Der Himmel war klar und keine Wolke schien sich auf ihm zu befinden.
Die Sterne leuchteten in der Dunkelheit.
Der volle Mond dominierte den Nachthimmel und vertrieb die Schwärze der Nacht.
Ich wartete vor dem Malfoy Manor und knetete meine Finger.
Der Kies knirschte unter meinen Füßen und durchbrach somit die drückende Stille.
Ich wartete auf den dunklen Lord.
Heute hatte sein langes Warten ein Ende.
Er würde in wenigen Minuten den mächtigsten Zauberstab, den Elderstab sein Eigen nennen können.
Andere Todesser, die ihn begleiten würden, trafen langsam ein und schienen erleichtert zu sein, als sie erkannten, dass der dunkle Lord noch nicht anwesend war.
Einige von ihnen waren zu spät, andere wiederum zu früh und diese hatten ihre Geduld irgendwo liegen gelassen.
Manche der Todesser liefen ungeduldig den Weg auf und ab, während andere den Boden interessanter als alles andere fanden.

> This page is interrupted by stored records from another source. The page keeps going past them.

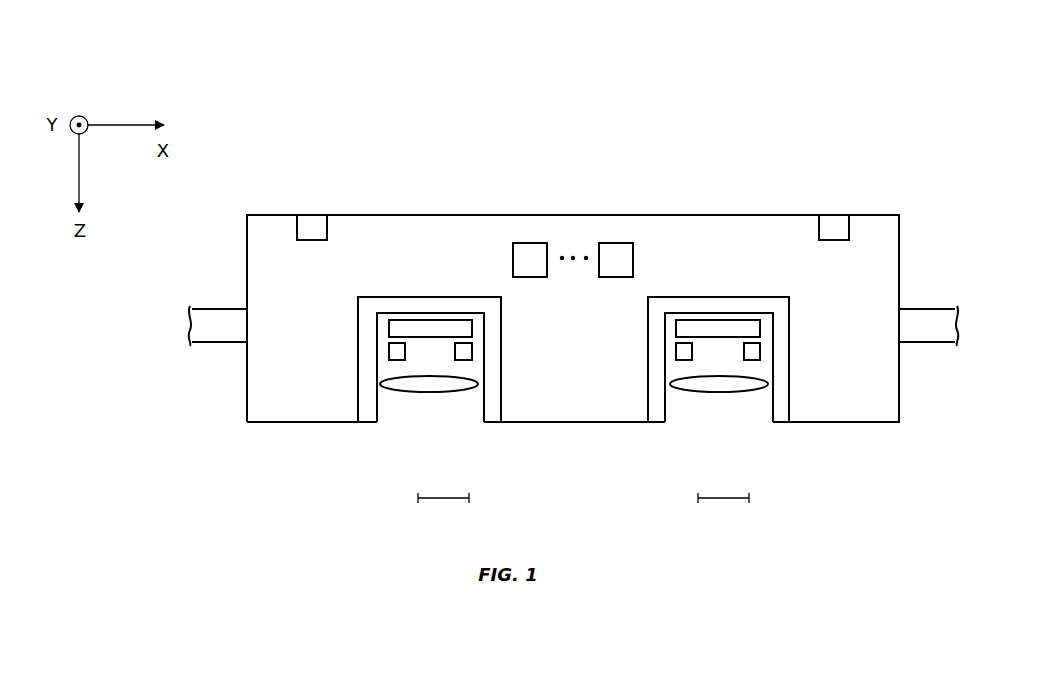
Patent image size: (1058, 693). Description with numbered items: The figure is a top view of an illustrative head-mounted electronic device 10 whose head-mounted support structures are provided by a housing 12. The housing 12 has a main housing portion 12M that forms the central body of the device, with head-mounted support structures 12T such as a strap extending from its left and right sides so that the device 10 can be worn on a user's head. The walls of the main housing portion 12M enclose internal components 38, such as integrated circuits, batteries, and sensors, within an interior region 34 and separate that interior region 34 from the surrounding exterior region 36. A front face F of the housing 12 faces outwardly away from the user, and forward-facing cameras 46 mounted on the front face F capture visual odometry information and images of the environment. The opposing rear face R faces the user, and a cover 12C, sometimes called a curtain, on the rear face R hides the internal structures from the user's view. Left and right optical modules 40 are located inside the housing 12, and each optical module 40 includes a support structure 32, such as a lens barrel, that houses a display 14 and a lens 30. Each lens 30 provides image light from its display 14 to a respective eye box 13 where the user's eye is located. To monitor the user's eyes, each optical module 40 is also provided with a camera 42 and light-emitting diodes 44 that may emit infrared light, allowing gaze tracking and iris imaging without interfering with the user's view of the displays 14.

The electronic device 10 is at (859, 77).
The housing 12 is at (645, 222).
The main housing portion 12M is at (276, 212).
The cover 12C is at (267, 425).
The head-mounted support structures 12T is at (219, 328).
The eye boxes 13 is at (470, 499).
The display 14 is at (453, 330).
The lens 30 is at (678, 383).
The support structure 32 is at (379, 307).
The interior region 34 is at (862, 264).
The exterior region 36 is at (442, 183).
The internal components 38 is at (617, 254).
The optical modules 40 is at (353, 410).
The camera 42 is at (681, 351).
The light-emitting diodes 44 is at (392, 352).
The cameras 46 is at (312, 222).
The front face F is at (706, 195).
The rear face R is at (854, 450).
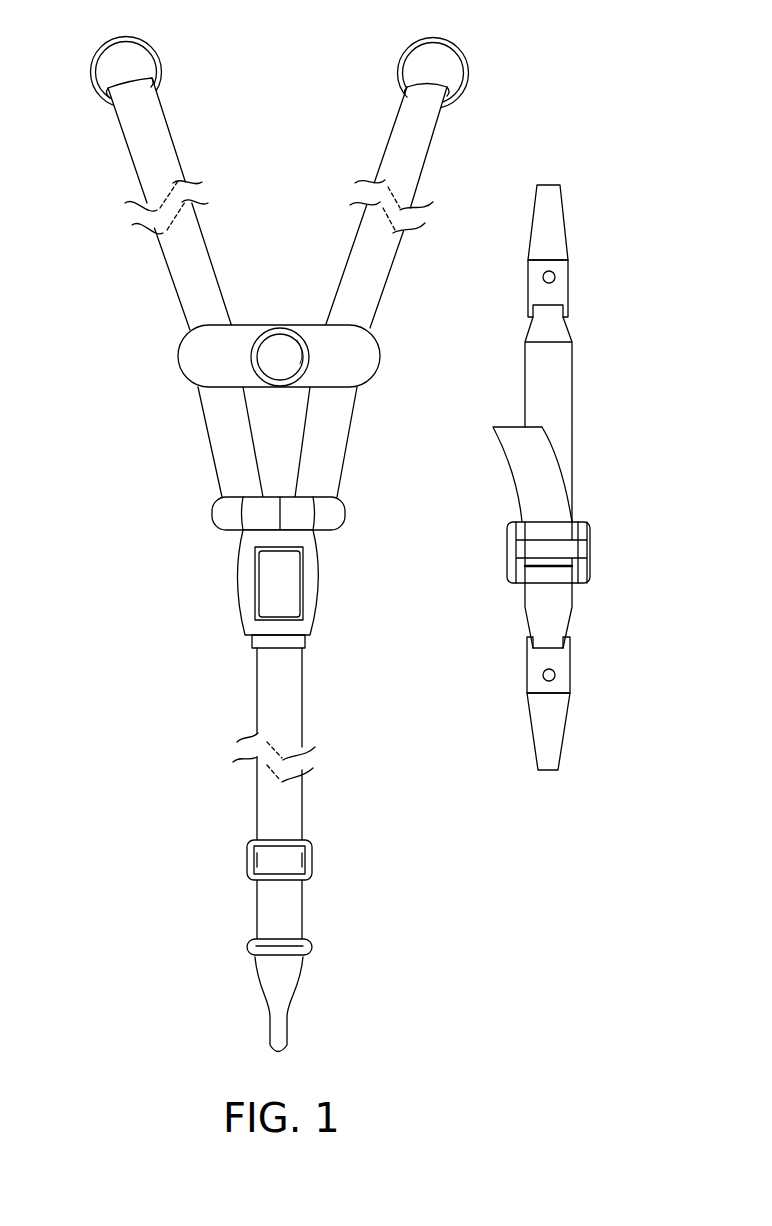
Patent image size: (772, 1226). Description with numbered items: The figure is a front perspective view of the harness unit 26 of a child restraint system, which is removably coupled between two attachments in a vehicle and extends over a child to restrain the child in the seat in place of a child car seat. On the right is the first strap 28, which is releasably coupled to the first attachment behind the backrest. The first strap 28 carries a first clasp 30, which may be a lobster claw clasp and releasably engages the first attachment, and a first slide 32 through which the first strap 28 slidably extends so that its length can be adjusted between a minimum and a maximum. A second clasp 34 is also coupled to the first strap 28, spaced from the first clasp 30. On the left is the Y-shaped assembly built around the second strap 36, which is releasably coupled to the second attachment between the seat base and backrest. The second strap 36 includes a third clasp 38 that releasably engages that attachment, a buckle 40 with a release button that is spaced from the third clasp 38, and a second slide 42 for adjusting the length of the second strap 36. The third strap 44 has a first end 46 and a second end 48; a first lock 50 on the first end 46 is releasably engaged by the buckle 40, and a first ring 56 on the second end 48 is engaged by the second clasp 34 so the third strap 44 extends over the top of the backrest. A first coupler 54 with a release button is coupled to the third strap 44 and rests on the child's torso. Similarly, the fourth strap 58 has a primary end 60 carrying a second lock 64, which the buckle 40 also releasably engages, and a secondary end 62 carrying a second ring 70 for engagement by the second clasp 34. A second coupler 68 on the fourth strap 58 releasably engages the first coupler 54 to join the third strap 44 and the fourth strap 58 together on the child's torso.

The harness unit 26 is at (268, 528).
The first strap 28 is at (573, 400).
The first clasp 30 is at (570, 710).
The first slide 32 is at (592, 542).
The second clasp 34 is at (570, 280).
The second strap 36 is at (257, 678).
The third clasp 38 is at (292, 995).
The buckle 40 is at (318, 580).
The second slide 42 is at (312, 853).
The third strap 44 is at (170, 274).
The first end 46 is at (243, 530).
The second end 48 is at (97, 70).
The first lock 50 is at (213, 512).
The first coupler 54 is at (190, 357).
The first ring 56 is at (157, 60).
The fourth strap 58 is at (352, 421).
The primary end 60 is at (320, 532).
The secondary end 62 is at (408, 68).
The second lock 64 is at (340, 505).
The second coupler 68 is at (380, 357).
The second ring 70 is at (463, 62).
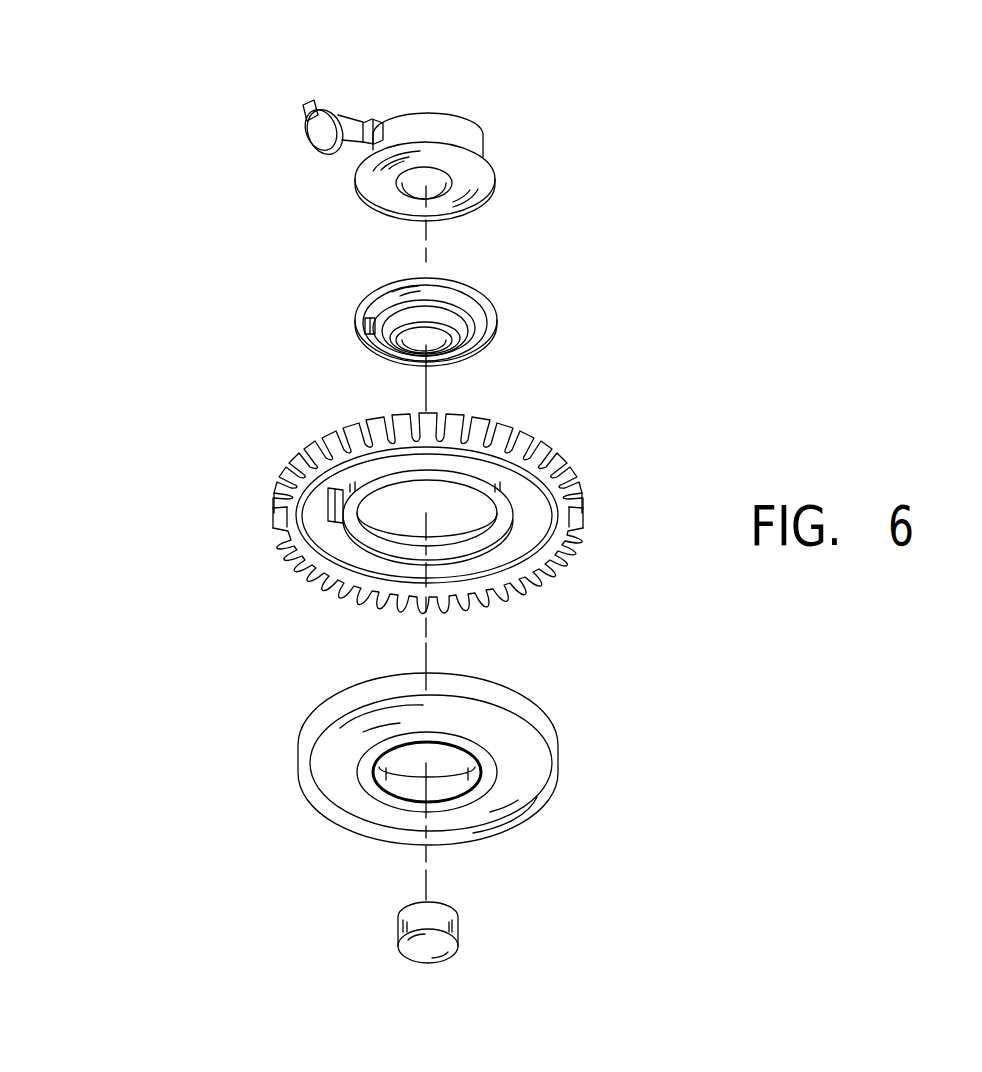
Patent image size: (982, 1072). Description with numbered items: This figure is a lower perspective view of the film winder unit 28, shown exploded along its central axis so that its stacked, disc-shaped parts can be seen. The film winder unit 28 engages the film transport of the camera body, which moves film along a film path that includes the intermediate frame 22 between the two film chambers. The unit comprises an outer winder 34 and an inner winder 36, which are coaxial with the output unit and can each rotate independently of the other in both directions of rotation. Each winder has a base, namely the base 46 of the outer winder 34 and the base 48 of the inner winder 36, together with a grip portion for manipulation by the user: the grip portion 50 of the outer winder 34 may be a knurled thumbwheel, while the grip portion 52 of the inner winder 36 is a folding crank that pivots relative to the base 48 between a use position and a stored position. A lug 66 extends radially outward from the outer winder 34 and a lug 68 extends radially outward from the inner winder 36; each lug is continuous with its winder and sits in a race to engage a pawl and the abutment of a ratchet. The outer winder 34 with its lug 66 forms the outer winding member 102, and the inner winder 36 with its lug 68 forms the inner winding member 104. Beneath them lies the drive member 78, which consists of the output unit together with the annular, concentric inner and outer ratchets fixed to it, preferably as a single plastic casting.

The intermediate frame 22 is at (460, 934).
The film winder unit 28 is at (658, 20).
The outer winder 34 is at (403, 538).
The inner winder 36 is at (486, 225).
The base 46 is at (325, 567).
The base 48 is at (362, 188).
The grip portion 50 is at (499, 594).
The grip portion 52 is at (333, 102).
The lug 66 is at (328, 520).
The lug 68 is at (377, 336).
The drive member 78 is at (558, 756).
The outer winding member 102 is at (403, 538).
The inner winding member 104 is at (500, 93).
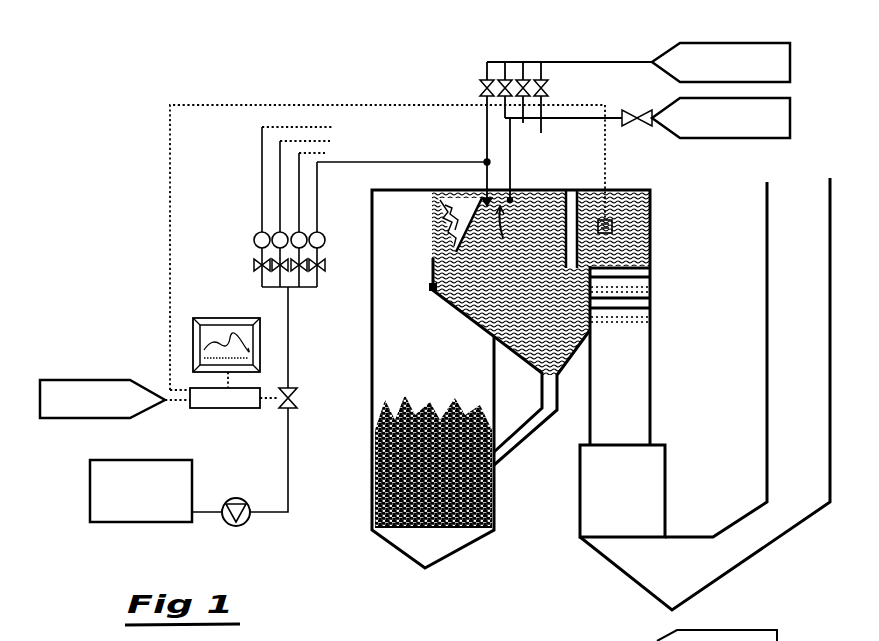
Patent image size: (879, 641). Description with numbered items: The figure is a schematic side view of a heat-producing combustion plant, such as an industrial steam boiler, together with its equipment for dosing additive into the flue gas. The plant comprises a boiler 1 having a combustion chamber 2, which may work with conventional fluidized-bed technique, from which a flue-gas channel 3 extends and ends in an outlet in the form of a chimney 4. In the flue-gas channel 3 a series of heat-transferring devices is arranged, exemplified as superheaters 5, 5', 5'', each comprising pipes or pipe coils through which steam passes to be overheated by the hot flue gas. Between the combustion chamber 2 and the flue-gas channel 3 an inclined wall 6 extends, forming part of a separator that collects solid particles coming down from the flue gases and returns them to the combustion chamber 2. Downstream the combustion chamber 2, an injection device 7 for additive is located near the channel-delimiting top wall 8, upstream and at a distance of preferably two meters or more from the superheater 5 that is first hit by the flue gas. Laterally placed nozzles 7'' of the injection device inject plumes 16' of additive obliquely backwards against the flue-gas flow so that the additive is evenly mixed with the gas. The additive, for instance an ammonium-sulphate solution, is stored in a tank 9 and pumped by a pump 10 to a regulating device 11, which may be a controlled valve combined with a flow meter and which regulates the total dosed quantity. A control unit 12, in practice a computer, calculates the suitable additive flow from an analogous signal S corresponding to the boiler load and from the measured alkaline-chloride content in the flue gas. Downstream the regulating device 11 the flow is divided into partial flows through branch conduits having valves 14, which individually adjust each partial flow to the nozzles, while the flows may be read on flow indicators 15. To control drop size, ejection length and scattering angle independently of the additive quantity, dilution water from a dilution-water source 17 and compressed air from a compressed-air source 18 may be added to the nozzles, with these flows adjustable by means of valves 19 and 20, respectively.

„Nun denn, meine treuen Todesser, holen wir den Elderstab.
Den Stab, der eigentlich schon lange mein Eigentum sein sollte!”, zischte Voldemort, welcher vor wenigen Sekunden in seiner ekelhaften Gestalt aus dem Anwesen der Malfoys getreten war.
Ein zustimmendes Nicken ging durch die Runde, als der dunkle Lord, jeden einzelnen seiner Anhänger eindringlich musterte.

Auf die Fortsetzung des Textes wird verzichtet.